Voici ci-dessous l’article du code pénal en rapport :
Il n’y a point de crime ou de délit sans intention de le commettre.
Toutefois, lorsque la loi le prévoit, il y a délit en cas de mise en danger délibérée de la personne d’autrui.
Il y a également délit, lorsque la loi le prévoit, en cas de faute d’imprudence, de négligence ou de manquement à une obligation de prudence ou de sécurité prévue par la loi ou le règlement, s’il est établi que l’auteur des faits n’a pas accompli les diligences normales compte tenu, le cas échéant, de la nature de ses missions ou de ses fonctions, de ses compétences ainsi que du pouvoir et des moyens dont il disposait.
Dans le cas prévu par l’alinéa qui précède, les personnes physiques qui n’ont pas causé directement le dommage, mais qui ont créé ou contribué à créer la situation qui a permis la réalisation du dommage ou qui n’ont pas pris les mesures permettant de l’éviter, sont responsables pénalement s’il est établi qu’elles ont, soit violé de façon manifestement délibérée une obligation particulière de prudence ou de sécurité prévue par la loi ou le règlement, soit commis une faute caractérisée et qui exposait autrui à un risque d’une particulière gravité qu’elles ne pouvaient ignorer.

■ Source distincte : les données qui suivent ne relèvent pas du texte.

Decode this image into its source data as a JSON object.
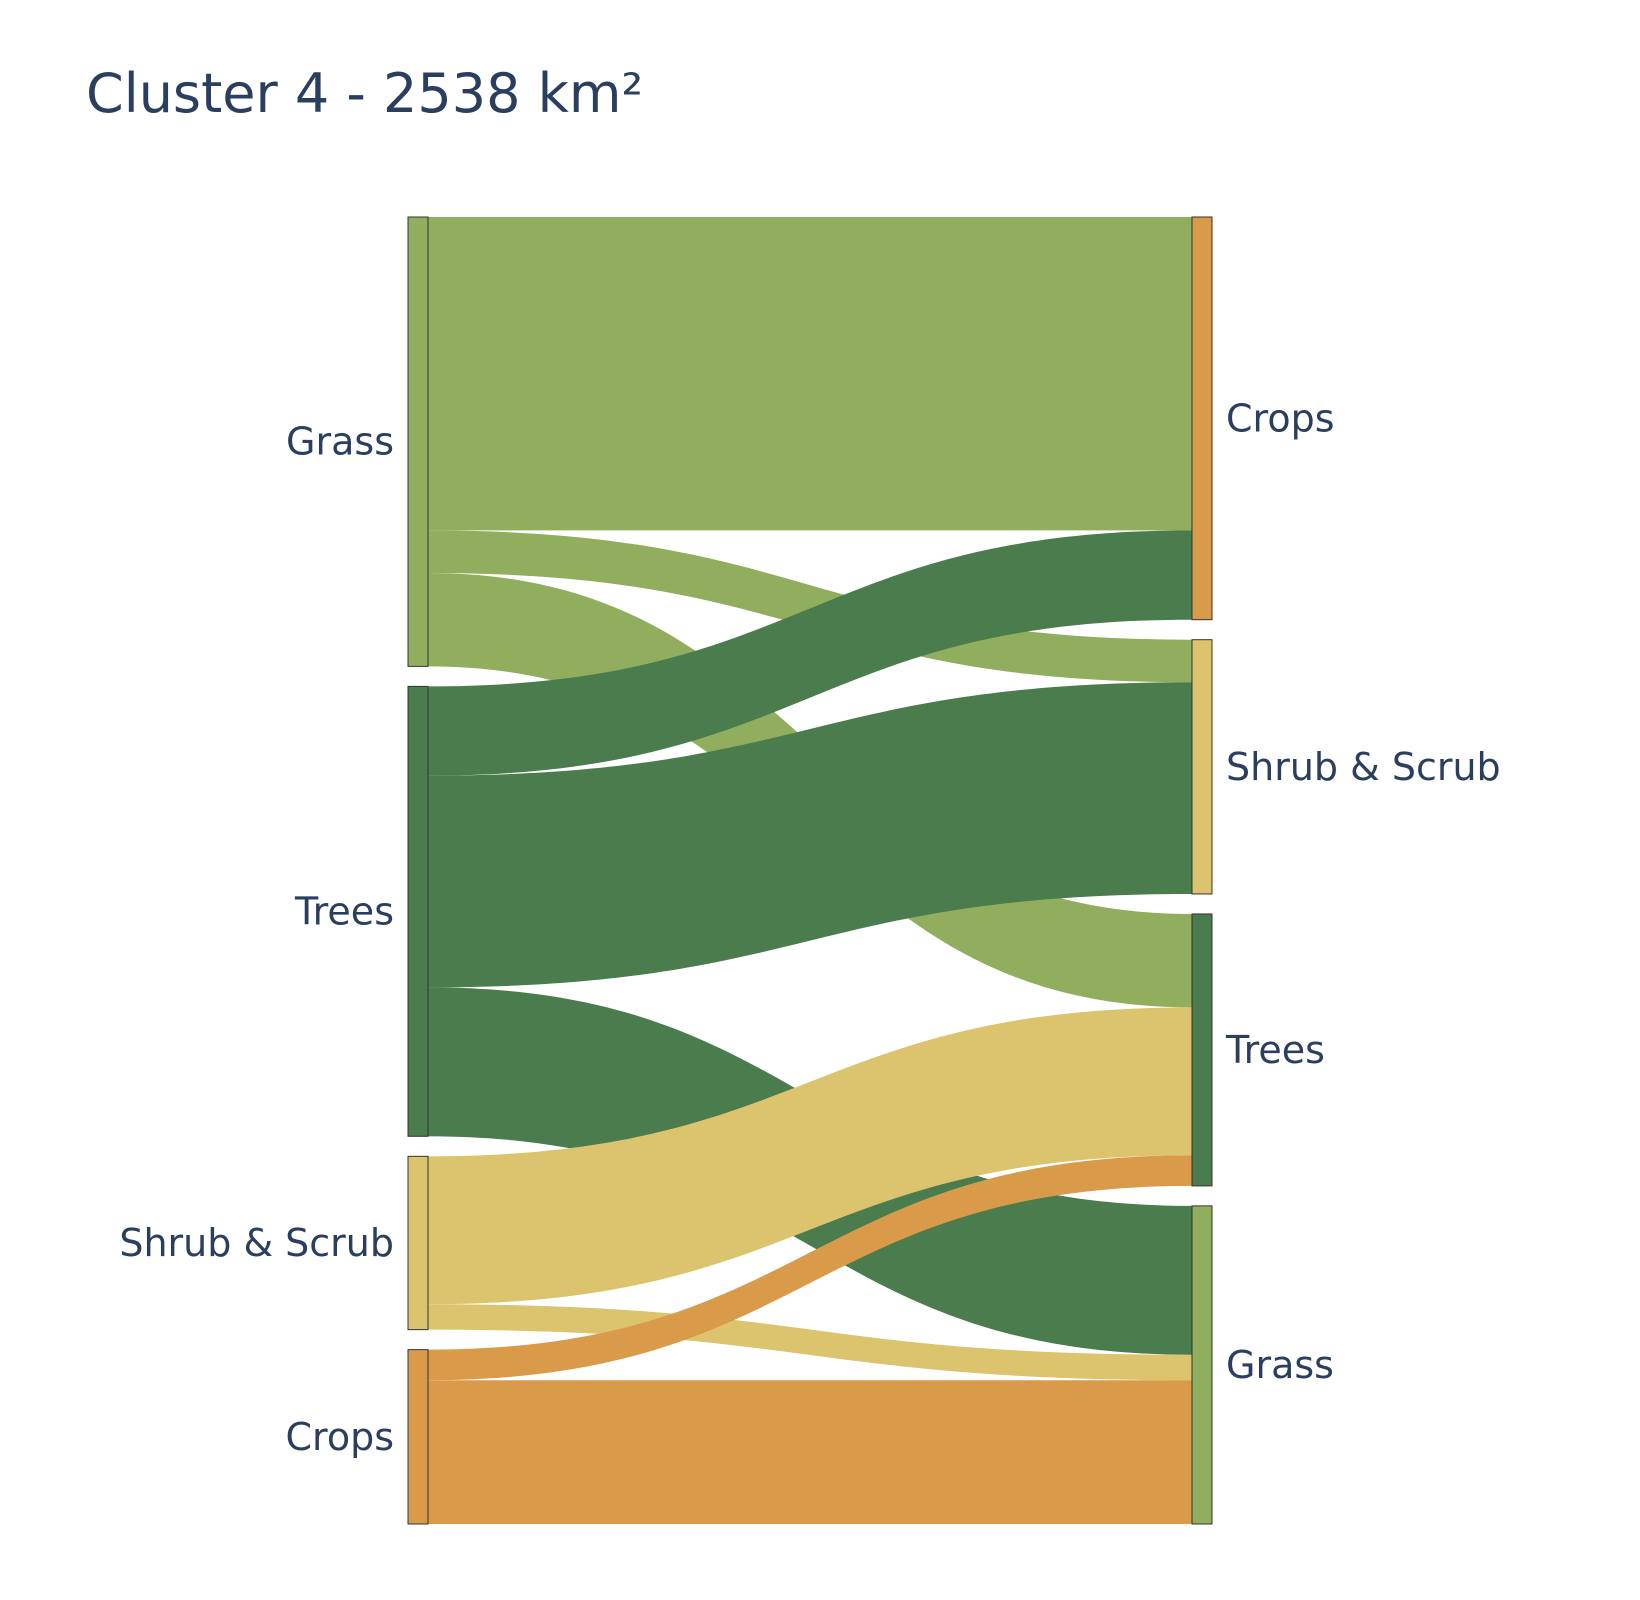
{
  "chart_data": {
    "type": "sankey",
    "title": "Cluster 4 - 2538 km²",
    "colors": {
      "Grass": "#91ae5e",
      "Trees": "#4a7c4e",
      "Shrub & Scrub": "#dbc46d",
      "Crops": "#d99a4a"
    },
    "sources": [
      "Grass",
      "Trees",
      "Shrub & Scrub",
      "Crops"
    ],
    "targets": [
      "Crops",
      "Shrub & Scrub",
      "Trees",
      "Grass"
    ],
    "links": [
      {
        "source": "Grass",
        "target": "Crops",
        "value": 604
      },
      {
        "source": "Grass",
        "target": "Shrub & Scrub",
        "value": 82
      },
      {
        "source": "Grass",
        "target": "Trees",
        "value": 180
      },
      {
        "source": "Trees",
        "target": "Crops",
        "value": 172
      },
      {
        "source": "Trees",
        "target": "Shrub & Scrub",
        "value": 408
      },
      {
        "source": "Trees",
        "target": "Grass",
        "value": 287
      },
      {
        "source": "Shrub & Scrub",
        "target": "Trees",
        "value": 285
      },
      {
        "source": "Shrub & Scrub",
        "target": "Grass",
        "value": 49
      },
      {
        "source": "Crops",
        "target": "Trees",
        "value": 59
      },
      {
        "source": "Crops",
        "target": "Grass",
        "value": 277
      }
    ]
  }
}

Il n’y a point de contravention en cas de force majeure. »
Les trois invités, sénateur, avocat et scientifique ont donc chacun leur tour apporté leur contribution au débat. La question finale pourrait être la suivante : La science va-t-elle uniquement apporter des choses positives, ou va-t-elle être nuire au développement de l’Homme? Tous les trois pensent que la science ne nuit pas à l’Homme, mais que son utilisation déraisonnable peut conduire à sa perte, car elle peut devenir une arme. Ils se sont mis d’accord sur le fait qu’une mauvaise utilisation de la science peut tuer le vivant.
Ce débat s’est conclu par un buffet, offert par l’établissement, pour les auditeurs, les élèves, les professeurs, et bien sûr pour les invités. Chacun a pu communiquer avec les personnalités afin de poser d’autres questions, dans certains cas plus approfondies pour aller plus loin dans l’analyse ou pour apprendre plus sur la science.

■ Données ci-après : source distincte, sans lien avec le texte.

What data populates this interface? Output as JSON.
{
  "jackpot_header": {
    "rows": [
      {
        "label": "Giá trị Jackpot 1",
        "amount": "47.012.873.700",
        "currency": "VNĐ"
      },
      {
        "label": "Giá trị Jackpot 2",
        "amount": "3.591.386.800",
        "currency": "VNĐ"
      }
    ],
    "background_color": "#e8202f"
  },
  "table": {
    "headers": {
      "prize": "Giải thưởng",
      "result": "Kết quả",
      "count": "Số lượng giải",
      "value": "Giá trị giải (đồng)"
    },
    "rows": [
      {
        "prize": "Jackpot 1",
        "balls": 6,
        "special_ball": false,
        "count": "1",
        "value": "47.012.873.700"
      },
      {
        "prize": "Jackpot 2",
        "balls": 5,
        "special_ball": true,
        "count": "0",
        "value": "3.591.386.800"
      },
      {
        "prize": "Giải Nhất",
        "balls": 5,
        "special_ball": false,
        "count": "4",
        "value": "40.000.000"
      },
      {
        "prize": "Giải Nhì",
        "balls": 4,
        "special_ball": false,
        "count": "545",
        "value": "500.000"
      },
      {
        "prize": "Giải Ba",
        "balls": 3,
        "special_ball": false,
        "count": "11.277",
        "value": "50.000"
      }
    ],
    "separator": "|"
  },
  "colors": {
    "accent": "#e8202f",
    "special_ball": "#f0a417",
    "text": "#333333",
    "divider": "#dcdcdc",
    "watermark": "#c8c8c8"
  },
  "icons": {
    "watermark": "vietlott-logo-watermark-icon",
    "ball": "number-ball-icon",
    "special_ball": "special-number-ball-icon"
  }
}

Enfin, les élèves du lycée ont été satisfaits d’avoir participé à ce débat qui a apporté de nombreuses réponses à leurs questions. Certains ont regretté que les personnalités soient vraiment complémentaires dans leurs réponses et pas assez en opposition comme on peut l’observer lors de débats politiques ou autres.
Les élèves de seconde ont rédigé une lettre de sincères remerciements pour leurs invités dynamiques et charismatiques.